Many security professionals adhere to the idiom, “Don't put all your eggs in one basket.” So what's to explain the rise of multifunction security appliances, commonly referred to as unified threat management? UTM – simply defined as an appliance that inherently contains a firewall, network intrusion detection and prevention and gateway anti-virus – has gone from an emerging market with vendor revenue of only $100 million in 2004 to $1.3 billion in 2007. Sales are forecast to exceed $2.5 billion in 2010.
UTM has enjoyed considerable customer acceptance due to a changing threat environment, multiplying perimeter enclaves and consolidation of networking and security.
The threat environment changed with blended attacks. These metastasized attack methods exploit small gaps between various security layers. Security has responded by combining security layers into a cohesive package.

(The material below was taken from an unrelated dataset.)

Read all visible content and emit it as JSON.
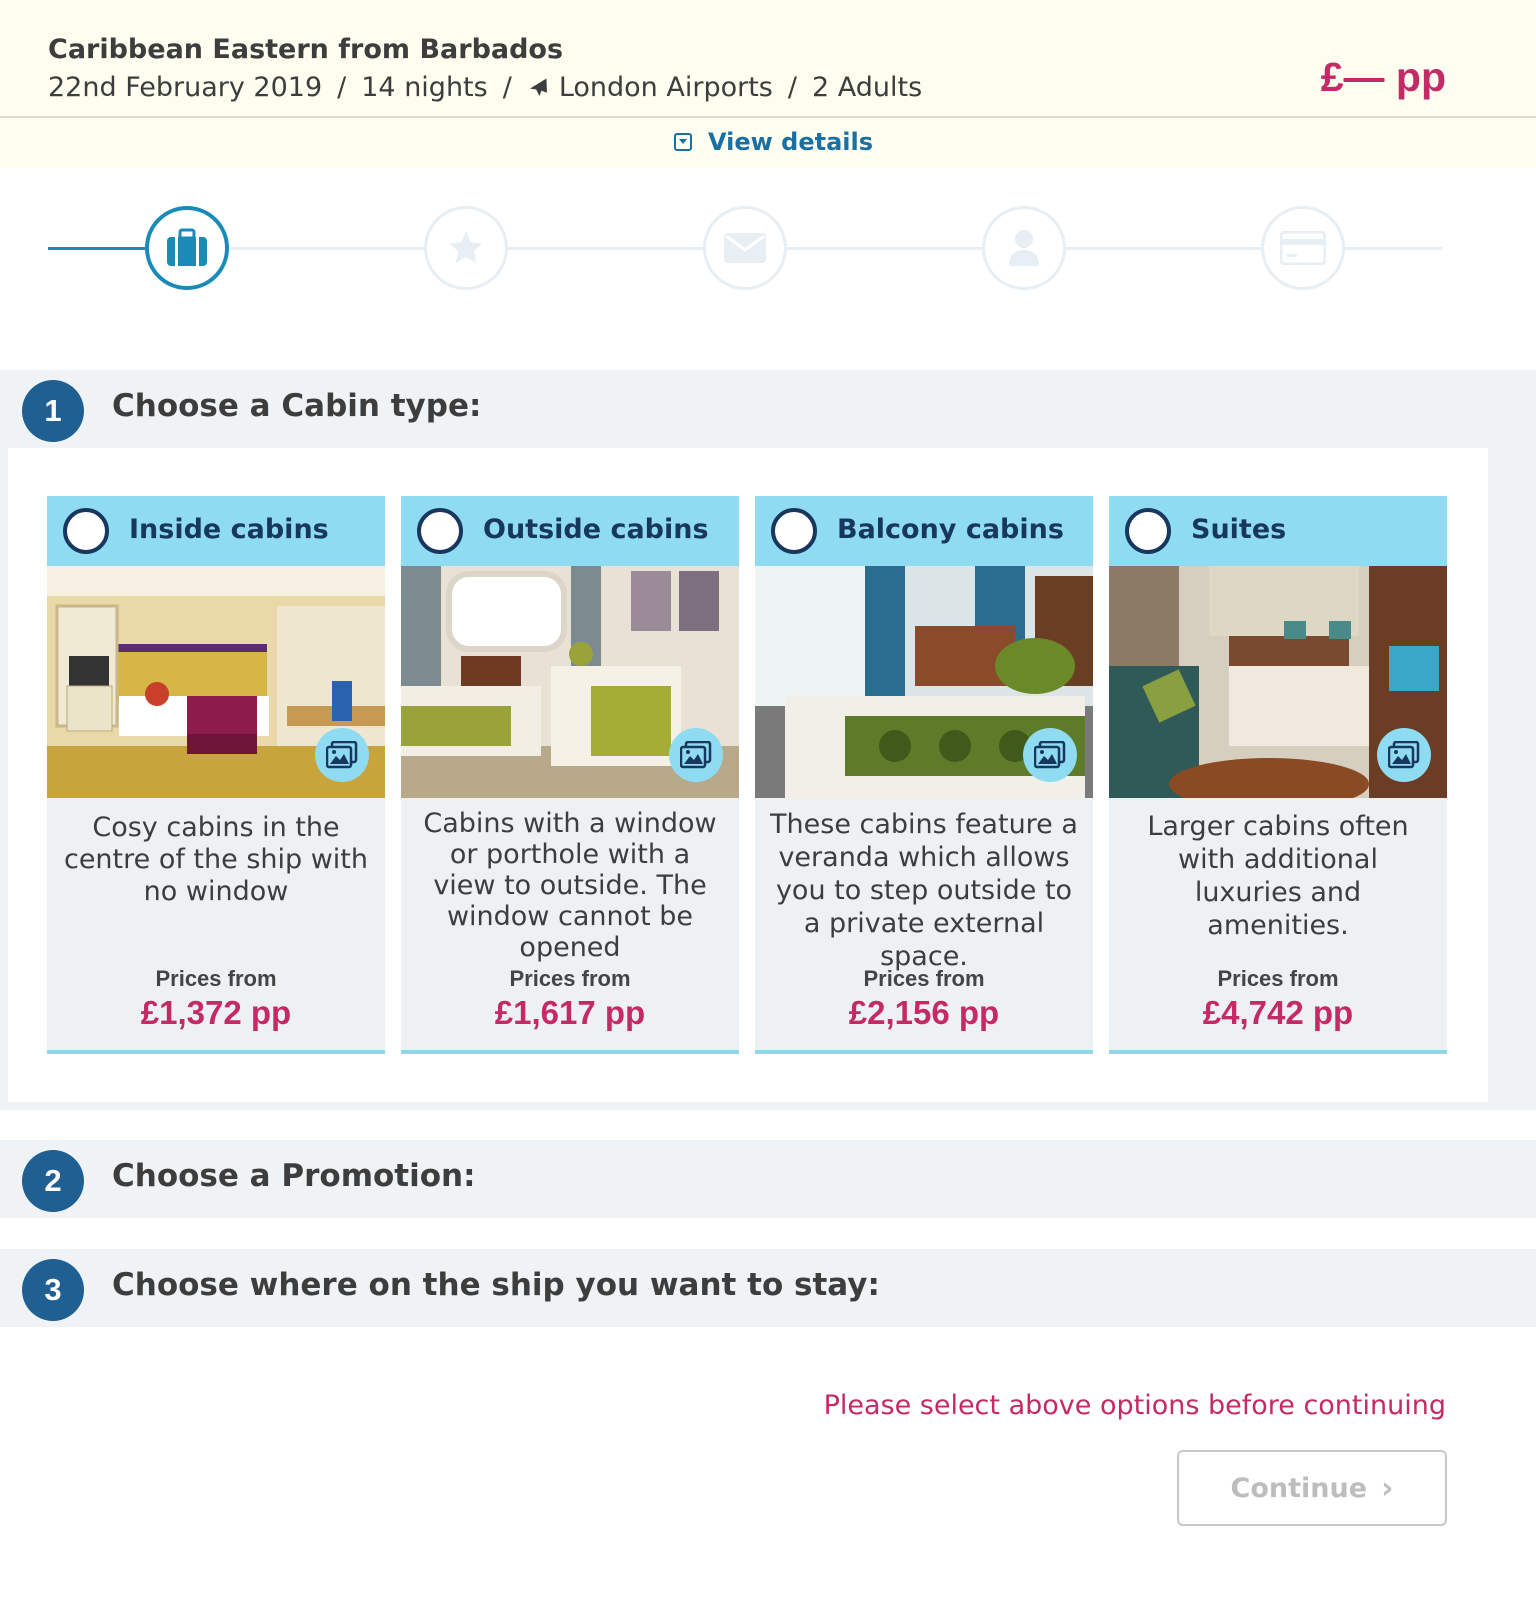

Also, many claim the network perimeter is deteriorating. The reality is it has been expanding into network enclaves. Each small business, remote office or retail site creates a mini-perimeter that requires protection. The ever-increasing network islands require simple security solutions that are affordable, easy to install and manage, and offer multiple functions.
UTM has been extremely successful as a low-cost solution. Over half of the products in the market cost less than $6,000. UTM growth also benefits from the reduction in capital costs from consolidating networking and security.
The next challenge is taking UTMs to the enterprise and there are roadblocks to this enterprise deployment. These include familiarity with single function security, performance concerns and the best-of-breed argument.
Although UTM works well as a multi-feature device for network enclaves, it isn't solely a single product. It is instead a platform offering consistent security. A UTM-based platform provides organizations with options on which to build its security infrastructure. UTM appliances provide customers with considerable deployment flexibility while at the same time offering a standard management platform. All of the functions of a UTM appliance can be deployed, or the product can be used for a specialized purpose. When the UTM is used for a single workload, the enterprise maintains the advantages of consolidated device and security management, a single hardware base, and one vendor to deal with. Additionally they retain the flexibility to enable features as required without needing to deploy new appliances.
The best-of-breed argument is also dealt with through choice. Enterprises can select a UTM vendor which partners with others for the security applications, select two UTM vendors for expanded coverage, or accept that “best-of-breed is for dog shows.” An IDC study shows that “best” often means “What I know and understand” not “the most secure.”
Lastly, what does the future hold for UTM? IDC believes that UTM will remain the primary security solution for distributed environments, but within the enterprise it will evolve into an eXtensible Threat Management (XTM) platform. XTM platforms will take security appliances beyond traditional boundaries by vastly expanding security features, networking capabilities and management flexibility. Future XTM appliances should provide automated processes – such as logging, reputation-based protections, event correlation, network access control and vulnerability management. Adding to the networking capabilities will be management of network bandwidth, traffic shaping, throughput, latency and other features, including unified communications.
No matter how you feel about UTM, it is clear that they have become a key cog in the network security infrastructure and their influence will only increase.
Charles Kolodgy is a research director at IDC.